DATE: Wednesday, December 6, 2017
TIME: 12:00 – 1:00pm
Topic: Structure of capillary suspensions and their applications
KU Leuven, Department of Chemical Engineering, 3001 Heverlee (Belgium)
Ternary liquid-liquid-solid systems exhibit a wide variety of different morphologies depending on the ratio of the three components. With small amounts of secondary fluid, the characteristic mechanical strength of such capillary suspensions arises due to the capillary force inducing a percolating network of particles bridged by small individual droplets of secondary fluid . Spatial information on the structure of such particle networks can be obtained using 3D confocal microscopy on an index-matched model system and directly correlated to changes in the mechanical strength  or mixing conditions.

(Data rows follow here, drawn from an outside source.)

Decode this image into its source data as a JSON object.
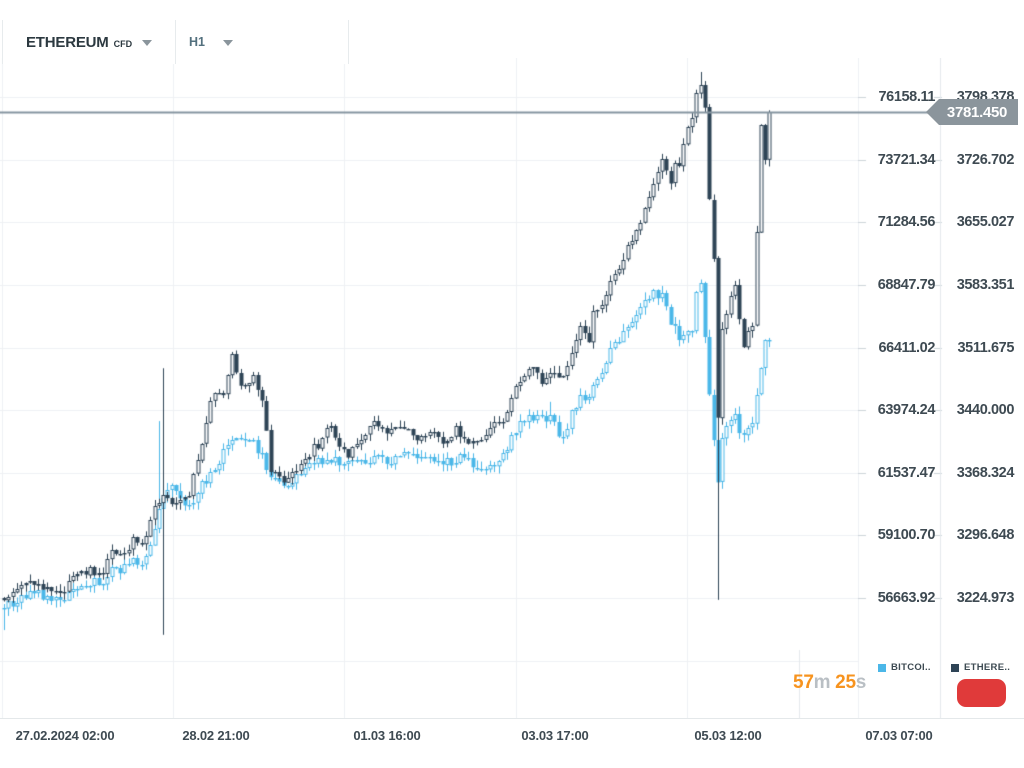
{
  "header": {
    "symbol": "ETHEREUM",
    "instrument_type": "CFD",
    "timeframe": "H1"
  },
  "legend": [
    {
      "label": "BITCOI..",
      "color": "#4bb7e8"
    },
    {
      "label": "ETHERE..",
      "color": "#2e4456"
    }
  ],
  "timer": {
    "m_value": "57",
    "m_unit": "m ",
    "s_value": "25",
    "s_unit": "s"
  },
  "colors": {
    "grid": "#eef1f4",
    "divider": "#e4e9ec",
    "tick_dash": "#ccd4d9",
    "axis_text": "#3e4a52",
    "price_line": "#8595a0",
    "tag_bg": "#8b959c",
    "timer_orange": "#f7931e",
    "timer_gray": "#b9bfc4",
    "button_red": "#e03a3a",
    "bull_fill": "#ffffff"
  },
  "chart_data": {
    "type": "candlestick",
    "overlay": true,
    "timeframe": "H1",
    "bars": 179,
    "grid": true,
    "legend_position": "bottom-right",
    "time_labels": [
      "27.02.2024  02:00",
      "28.02  21:00",
      "01.03  16:00",
      "03.03  17:00",
      "05.03  12:00",
      "07.03  07:00"
    ],
    "price_line": {
      "value": 3781.45,
      "label": "3781.450",
      "series": "ETHEREUM"
    },
    "anchor_index": [
      0,
      5,
      10,
      13,
      17,
      20,
      23,
      25,
      27,
      30,
      32,
      34,
      36,
      39,
      43,
      46,
      48,
      51,
      53,
      55,
      58,
      60,
      62,
      65,
      67,
      69,
      72,
      74,
      76,
      80,
      82,
      86,
      89,
      93,
      96,
      100,
      102,
      105,
      108,
      110,
      113,
      116,
      118,
      120,
      123,
      125,
      127,
      130,
      132,
      134,
      136,
      137,
      139,
      141,
      143,
      144,
      146,
      148,
      150,
      151,
      153,
      154,
      155,
      156,
      157,
      158,
      160,
      161,
      162,
      163,
      164,
      165,
      166,
      167,
      169,
      170,
      171,
      172,
      173,
      174,
      175,
      176,
      177,
      178
    ],
    "series": [
      {
        "name": "BITCOIN",
        "short_label": "BITCOI..",
        "color": "#4bb7e8",
        "scale": {
          "top": 76158.11,
          "bottom": 56663.92,
          "labels": [
            "76158.11",
            "73721.34",
            "71284.56",
            "68847.79",
            "66411.02",
            "63974.24",
            "61537.47",
            "59100.70",
            "56663.92"
          ]
        },
        "anchors": [
          56280,
          56780,
          56780,
          56590,
          57050,
          57360,
          57290,
          57950,
          57750,
          58140,
          58060,
          58720,
          60010,
          61060,
          60210,
          61140,
          61450,
          62350,
          62620,
          62810,
          62730,
          62230,
          61450,
          60870,
          61330,
          61640,
          61840,
          62030,
          62110,
          61840,
          62030,
          62110,
          62030,
          62150,
          62030,
          61960,
          61840,
          62110,
          62030,
          61720,
          61960,
          62110,
          62810,
          63400,
          63780,
          63590,
          63600,
          62900,
          63900,
          64560,
          64370,
          65150,
          65460,
          66310,
          66700,
          67090,
          67560,
          68060,
          68450,
          68570,
          68340,
          67870,
          67400,
          67090,
          66900,
          66700,
          67090,
          68650,
          68840,
          66700,
          64760,
          62810,
          61260,
          62810,
          63780,
          63670,
          63280,
          62810,
          63200,
          63590,
          64760,
          65730,
          66510,
          66700
        ],
        "spikes": [
          {
            "i": 0,
            "low": 55420
          },
          {
            "i": 36,
            "high": 63550,
            "low": 59400
          },
          {
            "i": 127,
            "high": 64300
          },
          {
            "i": 166,
            "low": 59510
          }
        ]
      },
      {
        "name": "ETHEREUM",
        "short_label": "ETHERE..",
        "color": "#2e4456",
        "scale": {
          "top": 3798.378,
          "bottom": 3224.973,
          "labels": [
            "3798.378",
            "3726.702",
            "3655.027",
            "3583.351",
            "3511.675",
            "3440.000",
            "3368.324",
            "3296.648",
            "3224.973"
          ]
        },
        "anchors": [
          3220,
          3242,
          3240,
          3232,
          3249,
          3257,
          3251,
          3278,
          3272,
          3292,
          3283,
          3315,
          3338,
          3337,
          3345,
          3406,
          3452,
          3463,
          3507,
          3463,
          3480,
          3452,
          3371,
          3354,
          3371,
          3377,
          3397,
          3406,
          3423,
          3383,
          3406,
          3423,
          3415,
          3423,
          3406,
          3417,
          3400,
          3417,
          3406,
          3400,
          3423,
          3429,
          3452,
          3474,
          3492,
          3474,
          3480,
          3480,
          3503,
          3532,
          3514,
          3555,
          3560,
          3583,
          3600,
          3617,
          3635,
          3652,
          3680,
          3703,
          3726,
          3709,
          3698,
          3726,
          3715,
          3749,
          3772,
          3800,
          3809,
          3786,
          3686,
          3612,
          3429,
          3532,
          3566,
          3583,
          3543,
          3509,
          3532,
          3535,
          3648,
          3766,
          3726,
          3781.45
        ],
        "spikes": [
          {
            "i": 37,
            "high": 3488,
            "low": 3183
          },
          {
            "i": 127,
            "high": 3487
          },
          {
            "i": 162,
            "high": 3827
          },
          {
            "i": 166,
            "low": 3223
          }
        ]
      }
    ]
  }
}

We investigate microstructural properties and transitions as the particle size, contact angle, and volume ratio of secondary fluid to particles, φsec/φsolid, is changed. A transition from a granular system without added liquid, through a sparser capillary suspension network at intermediate volume ratios, to a network of dense aggregates at larger ratios is observed. For intermediate volume ratios, a change from binary bridges to more complex funicular and clustered arrangements is observed when the volume ratio is increased or when the contact angle is modified. Computational analysis of 3D confocal images provides structural parameters like the coordination number, which lies around 4 when the particle network is fully established but, due to particle agglomeration, increases when more secondary liquid is added. The fractal dimension of the network increases with the particle size. This transition may be explained by the corresponding reduction in the capillary force with increasing particle size.
These capillary suspensions can be used in several different application pathways including in the formation of porous materials, printed electronics with high conductivity, and crack-free films. The particle network can be preserved either through sintering or direct polymerization of the bridges to create materials with a high open porosity (up to 80%) with a narrow, micrometer-sized pore distribution . We can use capillary suspensions to produce stable suspensions using conductive particles that have a twofold increase in conductivity over existing formulations using polymeric stabilization . Finally, the capillary force limits the direction of particle motion during film drying and the capillary force of the bridges counters the capillary force within pores generated by evaporation. Crack-free films can be produced at thicknesses much greater than the critical cracking thickness for a suspension without capillary interactions, and even persists after sintering .
- E. Koos, N. Willenbacher, Science, 2011, 331, 897.
- F. Bossler, E. Koos, Langmuir, 2016, 32(6), 1489.
- J. Dittmann, E. Koos, N. Willenbacher, J. Am. Ceram. Soc., 2013, 96(2), 391.
- M. Schneider, E. Koos, N. Willenbacher, Sci. Rep., 2016, 6, 31367.
- M. Schneider et al., ACS Appl. Mater. Interfaces, 2017, 9(12), 11095.